Implementation: auths-infra-rekor crate

The adapter lives in crates/auths-infra-rekor/ and implements TransparencyLog against Rekor's v1 REST API. Key design decisions:

DSSE entry type, not hashedrekord. Rekor's hashedrekord requires the signature to verify against SHA-256 of the submitted data. Auths attestation signatures cover the canonicalized attestation content (our protocol), not a bare hash. DSSE (Dead Simple Signing Envelope) wraps the payload and signature together. The signature covers the DSSE PAE (Pre-Authentication Encoding: "DSSEv1" || len || payloadType || len || payload), which the adapter computes at signing time while the key is still in scope.
SPKI PEM for public keys. Rekor expects public keys in PEM-encoded SPKI (SubjectPublicKeyInfo) format. The adapter converts raw key bytes to PEM at the submission boundary using the p256 crate for P-256 keys and a fixed RFC 8410 header for Ed25519. This conversion is isolated to the adapter — internal auths code never sees PEM.
P-256 as default curve. Sigstore's ecosystem is built on ECDSA P-256. Auths' default curve (since the fn-112 epic) is also P-256. This means auths entries in Rekor use the same key type as native Sigstore entries, maximizing interoperability.
Checkpoint signature: ECDSA P-256. Rekor's production shard signs checkpoints with ECDSA P-256 (not Ed25519). The adapter parses C2SP signed note checkpoints and stores the ECDSA signature for verification against the trust config's public key.
409 Conflict = idempotent success. Re-submitting the same attestation returns HTTP 409 with the existing entry. The adapter fetches the existing entry and returns its inclusion proof — no error, no duplicate.
Rate limiting surfaces, not retries. HTTP 429 returns LogError::RateLimited { retry_after_secs }. The SDK does not retry — that's a CLI/caller decision. The CLI retries once, then fails with exit code 4.

Consequences:

Positive: - Auths attestations are publicly auditable from day one with zero infrastructure. - Entries are verifiable by rekor-cli and cosign — developers can audit auths without installing auths tooling. - The adapter is ~500 lines of code. The entire Sigstore dependency is one crate behind a trait boundary.
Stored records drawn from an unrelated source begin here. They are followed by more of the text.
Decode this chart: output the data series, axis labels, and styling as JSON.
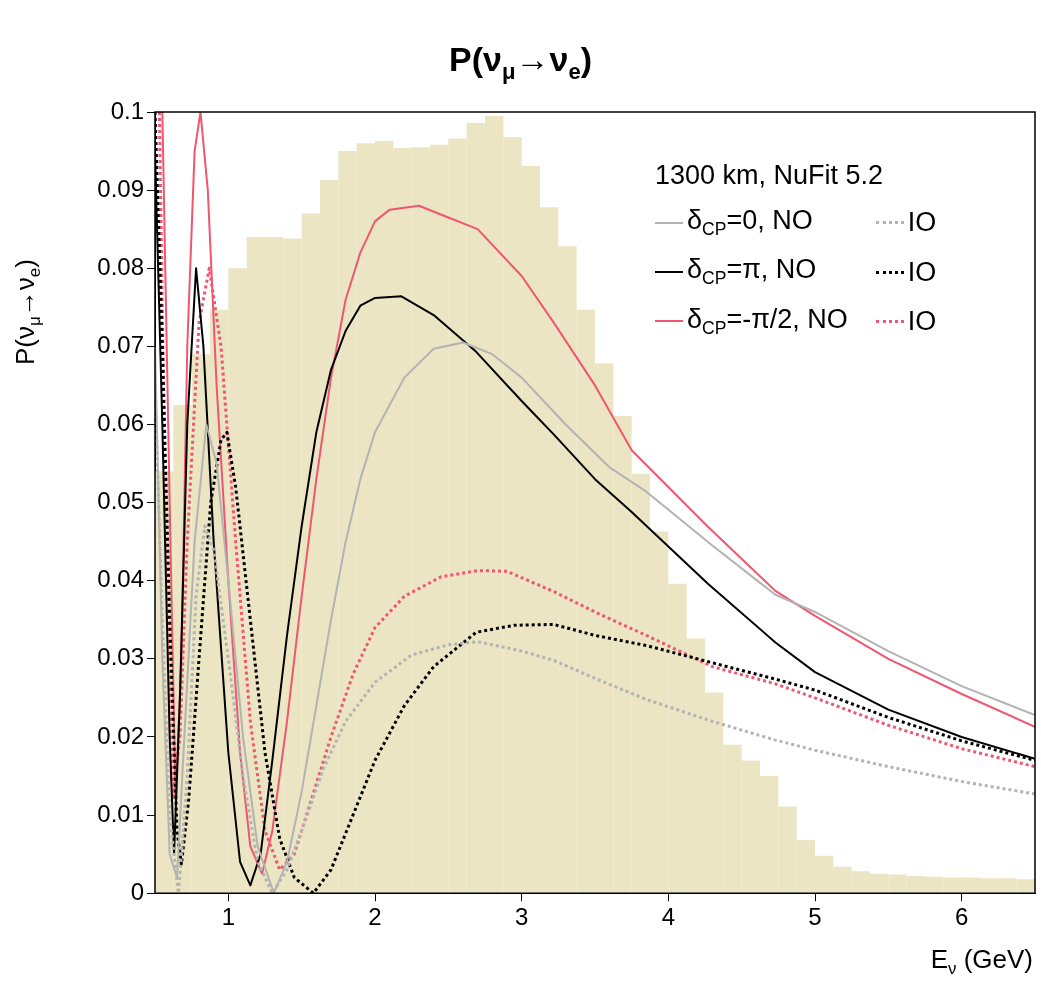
{
  "chart_data": {
    "type": "line",
    "title": "P(ν$_{μ}$→ν$_{e}$)",
    "xlabel": "E$_{ν}$ (GeV)",
    "ylabel": "P(ν$_{μ}$→ν$_{e}$)",
    "legend_title": "1300 km, NuFit 5.2",
    "legend": "top right",
    "grid": false,
    "xlim": [
      0.5,
      6.5
    ],
    "xticks": [
      1,
      2,
      3,
      4,
      5,
      6
    ],
    "ylim": [
      0,
      0.1
    ],
    "yticks": [
      0,
      0.01,
      0.02,
      0.03,
      0.04,
      0.05,
      0.06,
      0.07,
      0.08,
      0.09,
      0.1
    ],
    "series": [
      {
        "type": "histogram",
        "color": "#ebe5c3",
        "bins": [
          0.5,
          0.625,
          0.75,
          0.875,
          1,
          1.125,
          1.25,
          1.375,
          1.5,
          1.625,
          1.75,
          1.875,
          2,
          2.125,
          2.25,
          2.375,
          2.5,
          2.625,
          2.75,
          2.875,
          3,
          3.125,
          3.25,
          3.375,
          3.5,
          3.625,
          3.75,
          3.875,
          4,
          4.125,
          4.25,
          4.375,
          4.5,
          4.625,
          4.75,
          4.875,
          5,
          5.125,
          5.25,
          5.375,
          5.5,
          5.625,
          5.75,
          5.875,
          6,
          6.125,
          6.25,
          6.375,
          6.5
        ],
        "values": [
          0.054,
          0.0625,
          0.069,
          0.0747,
          0.08,
          0.084,
          0.084,
          0.0838,
          0.087,
          0.0913,
          0.095,
          0.096,
          0.0963,
          0.0954,
          0.0955,
          0.0958,
          0.0966,
          0.0986,
          0.0995,
          0.0968,
          0.0931,
          0.0878,
          0.0828,
          0.0747,
          0.0678,
          0.0611,
          0.0537,
          0.0463,
          0.0396,
          0.0326,
          0.0257,
          0.019,
          0.017,
          0.015,
          0.0111,
          0.0068,
          0.0048,
          0.0034,
          0.0028,
          0.0025,
          0.0024,
          0.0022,
          0.0021,
          0.002,
          0.002,
          0.0019,
          0.0019,
          0.0018
        ]
      },
      {
        "name": "δ$_{CP}$=0, NO",
        "color": "#b3b3b3",
        "line_style": "solid",
        "x": [
          0.5,
          0.55,
          0.6,
          0.65,
          0.7,
          0.77,
          0.85,
          0.92,
          1.0,
          1.1,
          1.2,
          1.31,
          1.4,
          1.5,
          1.6,
          1.7,
          1.8,
          1.9,
          2.0,
          2.2,
          2.4,
          2.6,
          2.8,
          3.0,
          3.3,
          3.6,
          3.85,
          4.3,
          4.73,
          5.0,
          5.5,
          6.0,
          6.5
        ],
        "values": [
          0.07,
          0.03,
          0.005,
          0.002,
          0.02,
          0.045,
          0.06,
          0.055,
          0.04,
          0.02,
          0.006,
          0.0,
          0.004,
          0.013,
          0.024,
          0.035,
          0.045,
          0.053,
          0.059,
          0.066,
          0.0697,
          0.0705,
          0.069,
          0.066,
          0.06,
          0.0545,
          0.0514,
          0.0445,
          0.0382,
          0.036,
          0.031,
          0.0265,
          0.0228
        ]
      },
      {
        "name": "IO",
        "color": "#b3b3b3",
        "line_style": "dotted",
        "x": [
          0.5,
          0.55,
          0.6,
          0.66,
          0.72,
          0.78,
          0.84,
          0.9,
          1.0,
          1.1,
          1.2,
          1.3,
          1.4,
          1.5,
          1.65,
          1.8,
          2.0,
          2.25,
          2.5,
          2.7,
          3.0,
          3.22,
          3.5,
          3.85,
          4.3,
          4.73,
          5.0,
          5.5,
          6.0,
          6.5
        ],
        "values": [
          0.065,
          0.035,
          0.01,
          0.0,
          0.015,
          0.038,
          0.047,
          0.044,
          0.03,
          0.015,
          0.004,
          0.0,
          0.003,
          0.008,
          0.016,
          0.022,
          0.027,
          0.0305,
          0.0318,
          0.0322,
          0.031,
          0.0298,
          0.0275,
          0.0248,
          0.022,
          0.0196,
          0.0183,
          0.0162,
          0.0143,
          0.0127
        ]
      },
      {
        "name": "δ$_{CP}$=π, NO",
        "color": "#000000",
        "line_style": "solid",
        "x": [
          0.5,
          0.55,
          0.6,
          0.63,
          0.67,
          0.72,
          0.78,
          0.83,
          0.9,
          1.0,
          1.08,
          1.15,
          1.22,
          1.3,
          1.4,
          1.5,
          1.6,
          1.7,
          1.8,
          1.9,
          2.0,
          2.18,
          2.4,
          2.69,
          3.0,
          3.22,
          3.5,
          3.75,
          4.27,
          4.73,
          5.0,
          5.5,
          6.0,
          6.5
        ],
        "values": [
          0.095,
          0.06,
          0.02,
          0.005,
          0.025,
          0.06,
          0.08,
          0.07,
          0.045,
          0.018,
          0.004,
          0.001,
          0.005,
          0.017,
          0.033,
          0.047,
          0.059,
          0.067,
          0.072,
          0.0752,
          0.0762,
          0.0764,
          0.074,
          0.0693,
          0.063,
          0.0587,
          0.053,
          0.0488,
          0.0396,
          0.0321,
          0.0283,
          0.0235,
          0.02,
          0.0172
        ]
      },
      {
        "name": "IO",
        "color": "#000000",
        "line_style": "dotted",
        "x": [
          0.5,
          0.55,
          0.6,
          0.65,
          0.68,
          0.73,
          0.8,
          0.88,
          0.95,
          0.99,
          1.05,
          1.15,
          1.25,
          1.35,
          1.45,
          1.58,
          1.7,
          1.85,
          2.0,
          2.2,
          2.4,
          2.69,
          2.95,
          3.22,
          3.5,
          3.85,
          4.3,
          4.73,
          5.0,
          5.5,
          6.0,
          6.5
        ],
        "values": [
          0.1,
          0.07,
          0.035,
          0.008,
          0.0037,
          0.012,
          0.03,
          0.05,
          0.058,
          0.059,
          0.052,
          0.035,
          0.018,
          0.007,
          0.002,
          0.0,
          0.003,
          0.01,
          0.017,
          0.024,
          0.029,
          0.0334,
          0.0343,
          0.0344,
          0.033,
          0.0317,
          0.0295,
          0.0274,
          0.026,
          0.0225,
          0.0195,
          0.017
        ]
      },
      {
        "name": "δ$_{CP}$=-π/2, NO",
        "color": "#f0566f",
        "line_style": "solid",
        "x": [
          0.55,
          0.6,
          0.64,
          0.68,
          0.72,
          0.77,
          0.81,
          0.86,
          0.92,
          1.0,
          1.08,
          1.15,
          1.23,
          1.3,
          1.4,
          1.5,
          1.6,
          1.7,
          1.8,
          1.9,
          2.0,
          2.1,
          2.3,
          2.5,
          2.7,
          3.0,
          3.22,
          3.5,
          3.75,
          4.0,
          4.27,
          4.73,
          5.0,
          5.5,
          6.0,
          6.5
        ],
        "values": [
          0.1,
          0.05,
          0.012,
          0.03,
          0.07,
          0.095,
          0.1,
          0.09,
          0.065,
          0.04,
          0.018,
          0.006,
          0.0025,
          0.008,
          0.022,
          0.038,
          0.053,
          0.066,
          0.076,
          0.082,
          0.086,
          0.0875,
          0.088,
          0.0865,
          0.085,
          0.079,
          0.073,
          0.065,
          0.0567,
          0.052,
          0.0469,
          0.0387,
          0.0355,
          0.03,
          0.0255,
          0.0213
        ]
      },
      {
        "name": "IO",
        "color": "#f0566f",
        "line_style": "dotted",
        "x": [
          0.53,
          0.57,
          0.62,
          0.67,
          0.72,
          0.8,
          0.87,
          0.95,
          1.05,
          1.15,
          1.25,
          1.35,
          1.45,
          1.55,
          1.7,
          1.85,
          2.0,
          2.2,
          2.45,
          2.7,
          2.9,
          3.22,
          3.5,
          3.85,
          4.3,
          4.73,
          5.0,
          5.5,
          6.0,
          6.5
        ],
        "values": [
          0.1,
          0.05,
          0.012,
          0.02,
          0.045,
          0.073,
          0.08,
          0.07,
          0.045,
          0.022,
          0.008,
          0.003,
          0.005,
          0.011,
          0.02,
          0.028,
          0.034,
          0.038,
          0.0405,
          0.0413,
          0.0412,
          0.0386,
          0.036,
          0.033,
          0.029,
          0.0268,
          0.025,
          0.0215,
          0.0185,
          0.0162
        ]
      }
    ]
  }
}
Negative: - Availability dependency on rekor.sigstore.dev. If Rekor is down, --log sigstore-rekor fails. Mitigated by --allow-unlogged for offline/air-gapped environments. - Trust dependency on the Linux Foundation's operational security for the Rekor log. A compromised Rekor could present split views — but any party monitoring checkpoints from multiple vantage points would detect it (same threat model as Certificate Transparency). - DSSE PAE requires the signing key to be available at log submission time. For ephemeral CI keys this is natural; for device-key signing, the user enters their passphrase a second time (or the key is cached in the agent).

Future path: - Self-hosted C2SP tlog-tiles log (ADR-006 implementation) as an alternative backend for organizations that cannot depend on Sigstore. - Sigsum as a witness network for the self-hosted log (decentralized witnesses, Ed25519). - auths trust log add CLI command to register custom log backends in the trust config.

STRIDE threat model¶

A comprehensive STRIDE threat analysis covering six trust boundaries (FFI surface, cryptographic enclave, KERI chain integrity, clock/timestamp, tenant namespace, session/Postgres singleton) is maintained as THREAT-MODEL-001-stride.md. It documents all controls with code evidence and residual risk ratings.